During World War I, a great battle occurred in the fields of Northern France, near Flanders. The ground was literally turned upside down from the devastating explosions.

The first of the flowers to bloom after the fight was red poppies, creating a beautiful red carpet covering the rolling hills and hiding the war-torn battlegrounds.

Lt. Col. John McCrae was a professor of Medicine at McGill University of Canada before World War I. He had served as a gunner in the Boer War, but went to France in World War I as a medical officer with the first Canadian Contingent.

In 1915, McCrae served in a Canadian hospital on the Essex Farm at the second battle of Ypres. Overwhelmed by a sense of helplessness at the futility of the horrifying war, McCrae stepped out of the operating room for a breath of fresh air.

The beauty of the vast fields of red poppies blanketing the undulating hills suddenly struck him. Taking pencil and paper, he captured that moment of artistic inspiration.

He managed to incorporate the vigor of the red poppy, the sacrifices made by the wounded and the dead, and the intensity of his obligation to them on that scrap of paper.
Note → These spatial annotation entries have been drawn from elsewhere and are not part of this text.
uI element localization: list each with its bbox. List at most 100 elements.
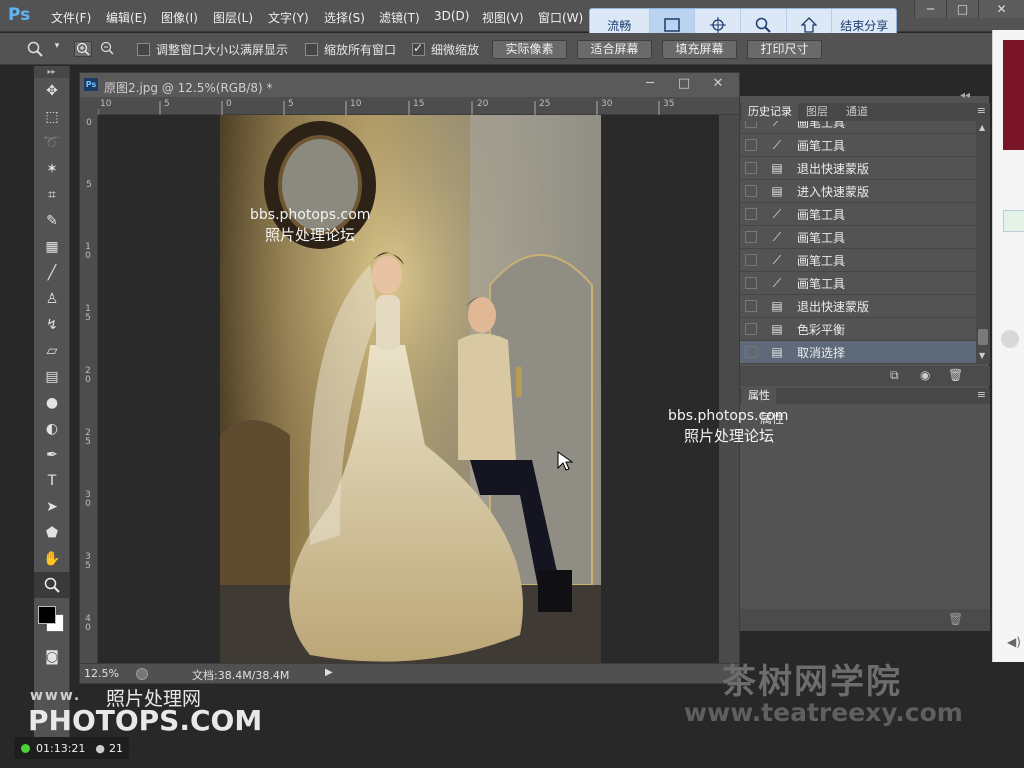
stamp-tool-icon[interactable]: ♙ (34, 286, 70, 312)
fit-screen-button[interactable]: 适合屏幕 (577, 40, 652, 59)
chat-contact-icon[interactable] (1001, 330, 1019, 348)
eyedropper-tool-icon[interactable]: ✎ (34, 208, 70, 234)
history-source-checkbox[interactable] (745, 254, 757, 266)
canvas-area[interactable] (98, 115, 721, 665)
menu-file[interactable]: 文件(F) (51, 9, 91, 26)
healing-tool-icon[interactable]: ▦ (34, 234, 70, 260)
horizontal-ruler[interactable]: 10 5 0 5 10 15 20 25 30 35 (98, 97, 741, 115)
menu-view[interactable]: 视图(V) (482, 9, 524, 26)
minimize-icon[interactable]: ─ (914, 0, 946, 18)
marquee-tool-icon[interactable]: ⬚ (34, 104, 70, 130)
magic-wand-tool-icon[interactable]: ✶ (34, 156, 70, 182)
document-vertical-scrollbar[interactable] (719, 115, 739, 665)
menu-layer[interactable]: 图层(L) (213, 9, 253, 26)
foreground-color-swatch[interactable] (38, 606, 56, 624)
zoom-in-icon[interactable] (74, 41, 92, 57)
resize-windows-checkbox[interactable] (137, 43, 150, 56)
status-info-icon[interactable] (136, 668, 148, 680)
history-item[interactable]: ⟋ 画笔工具 (740, 121, 976, 134)
menu-filter[interactable]: 滤镜(T) (379, 9, 420, 26)
history-source-checkbox[interactable] (745, 185, 757, 197)
shape-tool-icon[interactable]: ⬟ (34, 520, 70, 546)
menu-3d[interactable]: 3D(D) (434, 9, 469, 23)
scroll-up-icon[interactable]: ▲ (979, 123, 985, 132)
close-icon[interactable]: ✕ (978, 0, 1024, 18)
tab-history[interactable]: 历史记录 (742, 103, 798, 121)
history-item[interactable]: ▤ 退出快速蒙版 (740, 157, 976, 180)
menu-window[interactable]: 窗口(W) (538, 9, 583, 26)
zoom-tool-preset-icon[interactable] (26, 41, 44, 57)
tab-layers[interactable]: 图层 (800, 103, 834, 121)
doc-minimize-icon[interactable]: ─ (636, 75, 664, 93)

He did it with a poem that lives still today, one we’ve all heard, “In Flanders Fields.”

In Flanders fields the poppies blow

Between the crosses, row by row,

That mark our place; and in the sky

The larks, still bravely singing, fly

Scarce heard among the guns below.

We are the dead. Short days ago

We lived, felt dawn, saw sunset glow,

Loved, and were loved, and now we lie

In Flanders fields.

Take up our quarrel with the foe;

To you from failing hands we throw

The torch; be yours to hold it high.

If yea break faith with us who die

We shall not sleep, though poppies grow

In Flanders fields.

McCrae’s poem gained instant popularity.

He died three years later from pneumonia and meningitis. He was buried in a military cemetery near Calais on the English Channel, thus becoming one with those of whom he wrote in his famous poem.

Now, recognizing a day of respect for veterans goes back to 1866 when both the Union and Confederate dead were honored, but according to ANZAC, by the time of his internment, John McCrae’s verse had forever bound the image of the red poppy to the memory of the Great War.

The poppy was eventually adopted by the British and Canadian Legions as the symbol of remembrance of World War One and a means of raising funds for disabled veterans.

And down through the decades, as the name of the day has broadened from a limited few to include all veterans of all wars, the poppy, that tiny red flower, has remained a shining symbol of a country’s respect and gratitude.